Growing Point
Therefore I exhort first of all that supplications, prayers, intercessions, and giving of thanks be made for all men, for kings and all who are in authority, that we may lead a quiet and peaceable life in all godliness and reverence. - 1 Timothy 2:1-2
The main emphasis in our passage this week is found in these opening verses and concluded in verse 8:
I desire therefore that the men pray everywhere, lifting up holy hands, without wrath and doubting - 1 Timothy 2:8
God wants his church to be a praying people. This is consistently emphasised throughout the New Testament and demonstrated from the churches beginning in Acts where we see a dedication to prayer and as a result an empowered people.
And when they had prayed, the place where they were assembled together was shaken; and they were all filled with the Holy Spirit, and they spoke the word of God with boldness. (Acts 4:31 NKJV)
When the Apostles became overwhelmed with responsibilities within the growing church in Acts it was decided that they could best serve the church by focusing on two things:
“but we will give ourselves continually to prayer and to the ministry of the word." Acts 6:4
The power of prayer is seen in the fact that nations and kingdoms, leaders and authority figures can be moved by the hand of God as his people pray. Daniels prayer for his people while in Babylon is testimony to this point, with God using the Persian king Cyrus to accomplish deliverance for His people.
There is an exhortation to be praying for the leaders and authority figures in our own nation. God can turn peoples hearts and change the course of disaster through our prayers.
if My people who are called by My name will humble themselves, and pray and seek My face, and turn from their wicked ways, then I will hear from heaven, and will forgive their sin and heal their land. 2 Chronicles 7:14 NKJV
Despite these exhortations there remains a sad absence of prayer in many of our lives. Warren Wiersbe quotes a pastor:
“If I announce a banquet,” a pastor said, “people will come out of the woodwork to attend. But if I announce a prayer meeting, I’m lucky if the ushers show up!”
There is power in united prayer
One last point I want to make is the power of united prayer, in a congregational sense.
"No great spiritual awakening has begun anywhere in the world apart from united prayer—Christians persistently praying for revival.” Such is the dictum of J. Edwin Orr, one of the world’s authorities on the subject of revival, and it is a lesson for the church of our day.

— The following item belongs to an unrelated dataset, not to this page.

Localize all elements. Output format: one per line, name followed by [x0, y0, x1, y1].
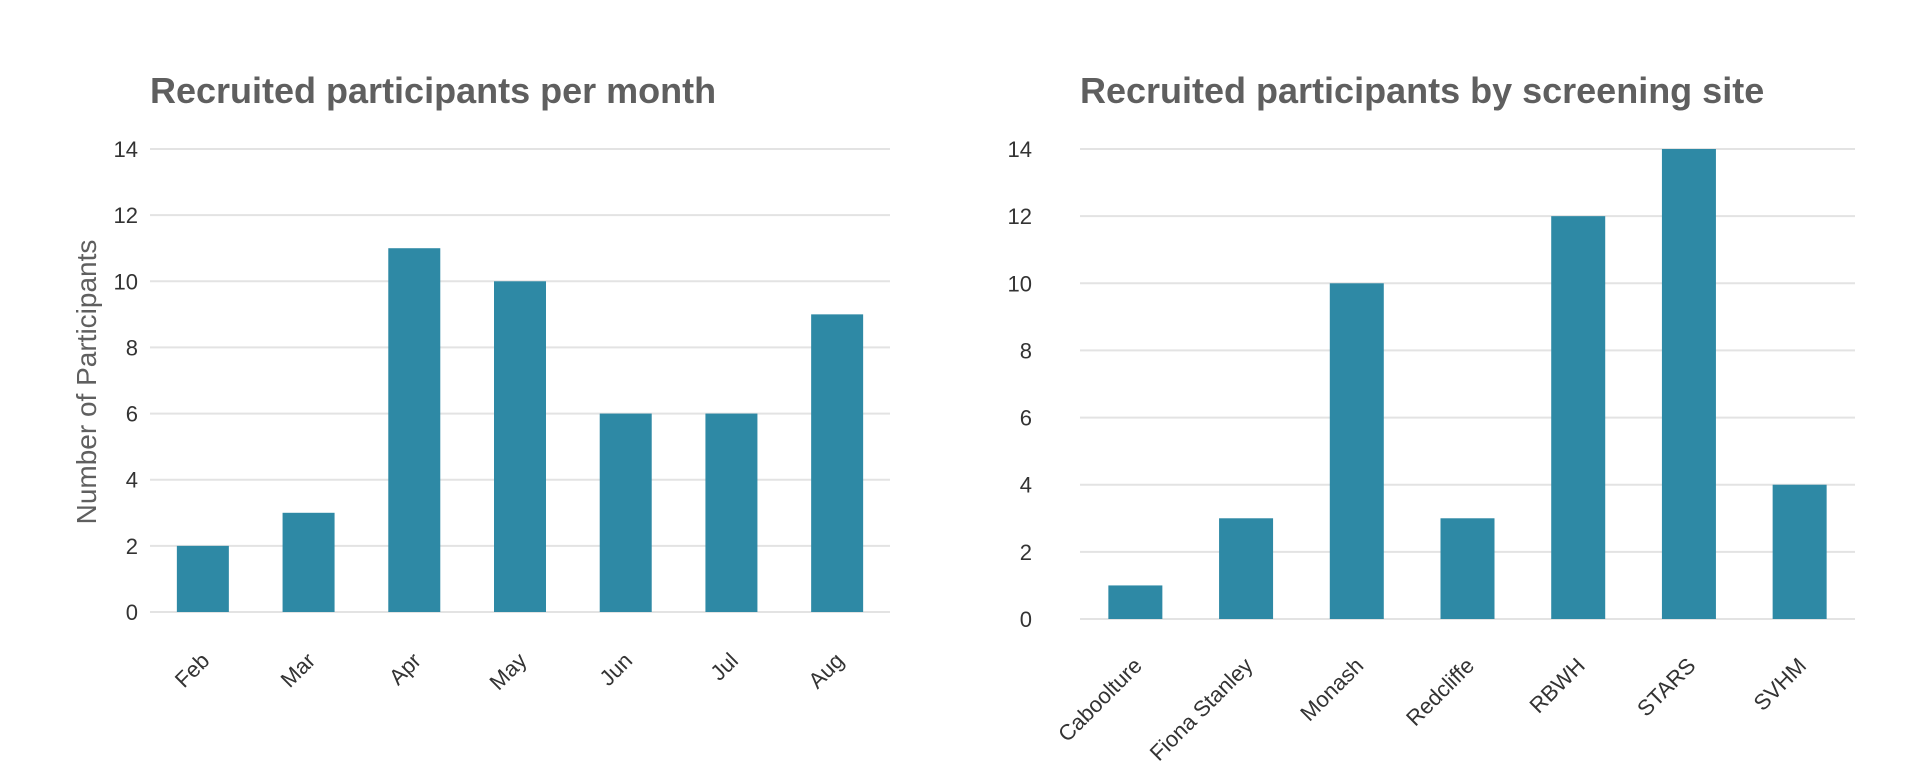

Both Scripture and experience unite to indicate that there is cumulative power in unified praying. Faith is infectious, and infection spreads where numbers congregate. Unbelief, on the other hand, thrives more readily in isolation. A single stick can kindle a fire only with great difficulty. Was it not at a united prayer meeting that the power of Pentecost was unleashed?
It is a consistent teaching of Scripture that, when a number of Christians unite in prayer for a given person or objective, special spiritual power is brought into operation, for their gathering demonstrates that oneness that God delights to see and acknowledge. Did Jesus not pray, “Holy Father, protect them by the power of your name, the name you gave me, so that they may be one as we are one” (John 17:11)? J.Oswald Sanders (BOOK: THE POWER OF TRANSFORMING PRAYER)
Jesus said to his disciples:
"Again I say to you that if two of you agree on earth concerning anything that they ask, it will be done for them by My Father in heaven. For where two or three are gathered together in My name, I am there in the midst of them." Matthew 18:19-20 NKJV
That word ‘agree’ is from the Greek word pronounced soom-fo-neh'-o. It’s where we derive our English word symphony from. So, in a sense when we pray together in agreement it is like playing together in symphony, creating a beautiful sound in God’s ears and He will hear our prayers and heal our land.